Restaurant promotion

A restaurant near the community has just opened, and there is a sign in front of it that says: "Anyone who eats in this restaurant and spends more than 100 yuan will have a chance to win the prize, and the highest prize is 100 million yuan. The lottery process will be notarized by an authoritative national notary office on the spot to ensure fairness and notarization. " 1 ten thousand! How many years will this small restaurant earn back? Obviously it is a false advertisement.

When my daughter and son-in-law came home suddenly that day, we decided to go to a restaurant outside and pass by.

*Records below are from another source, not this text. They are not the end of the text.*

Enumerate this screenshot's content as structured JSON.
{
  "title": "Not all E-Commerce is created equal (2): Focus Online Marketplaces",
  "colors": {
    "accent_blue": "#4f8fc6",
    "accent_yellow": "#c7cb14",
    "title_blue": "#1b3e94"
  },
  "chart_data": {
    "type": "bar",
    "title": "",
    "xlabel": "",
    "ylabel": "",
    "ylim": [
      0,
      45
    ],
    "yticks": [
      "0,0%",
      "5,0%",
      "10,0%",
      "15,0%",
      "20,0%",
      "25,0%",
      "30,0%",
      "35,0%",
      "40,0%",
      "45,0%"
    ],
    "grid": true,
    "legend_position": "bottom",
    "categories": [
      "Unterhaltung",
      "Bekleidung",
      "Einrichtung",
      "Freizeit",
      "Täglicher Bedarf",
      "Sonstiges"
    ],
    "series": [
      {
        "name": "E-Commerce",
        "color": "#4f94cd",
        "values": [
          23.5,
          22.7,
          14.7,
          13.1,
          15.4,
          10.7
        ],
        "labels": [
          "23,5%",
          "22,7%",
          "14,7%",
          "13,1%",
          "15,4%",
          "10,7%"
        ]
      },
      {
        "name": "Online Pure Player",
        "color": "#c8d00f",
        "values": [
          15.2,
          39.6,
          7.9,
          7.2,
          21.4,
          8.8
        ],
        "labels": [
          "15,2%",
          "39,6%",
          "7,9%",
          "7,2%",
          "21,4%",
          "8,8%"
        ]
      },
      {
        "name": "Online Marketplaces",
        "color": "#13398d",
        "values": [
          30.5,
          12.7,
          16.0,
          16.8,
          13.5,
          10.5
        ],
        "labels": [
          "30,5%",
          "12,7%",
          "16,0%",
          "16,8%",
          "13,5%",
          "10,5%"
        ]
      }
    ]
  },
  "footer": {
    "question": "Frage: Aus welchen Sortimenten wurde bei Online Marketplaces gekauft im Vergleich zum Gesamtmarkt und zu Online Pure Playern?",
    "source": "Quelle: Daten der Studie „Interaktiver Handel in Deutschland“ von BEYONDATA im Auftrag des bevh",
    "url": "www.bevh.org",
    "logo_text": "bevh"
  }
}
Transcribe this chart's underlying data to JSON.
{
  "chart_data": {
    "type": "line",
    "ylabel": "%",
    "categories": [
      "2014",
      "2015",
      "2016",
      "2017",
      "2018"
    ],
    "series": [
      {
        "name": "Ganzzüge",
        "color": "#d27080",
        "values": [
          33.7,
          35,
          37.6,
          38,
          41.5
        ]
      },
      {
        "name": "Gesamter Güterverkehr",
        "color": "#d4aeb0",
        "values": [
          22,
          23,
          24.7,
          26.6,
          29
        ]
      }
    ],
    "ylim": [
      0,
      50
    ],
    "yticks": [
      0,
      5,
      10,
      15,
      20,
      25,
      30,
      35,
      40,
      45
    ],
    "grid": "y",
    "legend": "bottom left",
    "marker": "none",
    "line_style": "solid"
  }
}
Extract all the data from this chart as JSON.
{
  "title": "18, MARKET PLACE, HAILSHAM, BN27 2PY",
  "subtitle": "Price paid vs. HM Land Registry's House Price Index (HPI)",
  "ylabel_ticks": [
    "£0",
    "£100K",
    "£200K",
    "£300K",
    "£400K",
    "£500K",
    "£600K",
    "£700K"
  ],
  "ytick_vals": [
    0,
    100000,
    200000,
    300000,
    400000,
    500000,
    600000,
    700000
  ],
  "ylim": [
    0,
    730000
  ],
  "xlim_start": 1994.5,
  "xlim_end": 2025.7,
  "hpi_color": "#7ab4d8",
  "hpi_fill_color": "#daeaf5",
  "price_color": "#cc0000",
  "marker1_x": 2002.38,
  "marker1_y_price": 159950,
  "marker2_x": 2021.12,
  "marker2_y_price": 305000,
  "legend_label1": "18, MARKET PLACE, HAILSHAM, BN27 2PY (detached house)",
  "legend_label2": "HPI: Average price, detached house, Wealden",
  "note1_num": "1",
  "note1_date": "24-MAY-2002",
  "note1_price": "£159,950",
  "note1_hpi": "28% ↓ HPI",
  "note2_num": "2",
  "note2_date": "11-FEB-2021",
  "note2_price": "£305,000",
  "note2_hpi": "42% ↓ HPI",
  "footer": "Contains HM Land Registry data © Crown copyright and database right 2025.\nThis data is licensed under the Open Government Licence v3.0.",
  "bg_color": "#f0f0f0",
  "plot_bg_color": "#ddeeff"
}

The daughter said that this is the only thing that can help ourselves. Because the meal is over, there are not many customers, the environment is relatively clean and tidy, the food price is moderate, and the service is thoughtful and enthusiastic.

I ordered a good dish and asked the boss, "I have exceeded 100 yuan." How can I draw a lottery? " The boss smiled unhurriedly and replied, "We will draw a lottery when we check out." With a sense of mystery, we finished our meal in a hurry and asked the boss to pay the bill. After a while, the boss gave me change and handed me a red envelope. He smiled and said, "Congratulations on getting rich! Don't forget to receive the prize tomorrow. " I opened the red envelope and looked intently. It turned out to be a sports lottery ticket with 2 yuan money in it.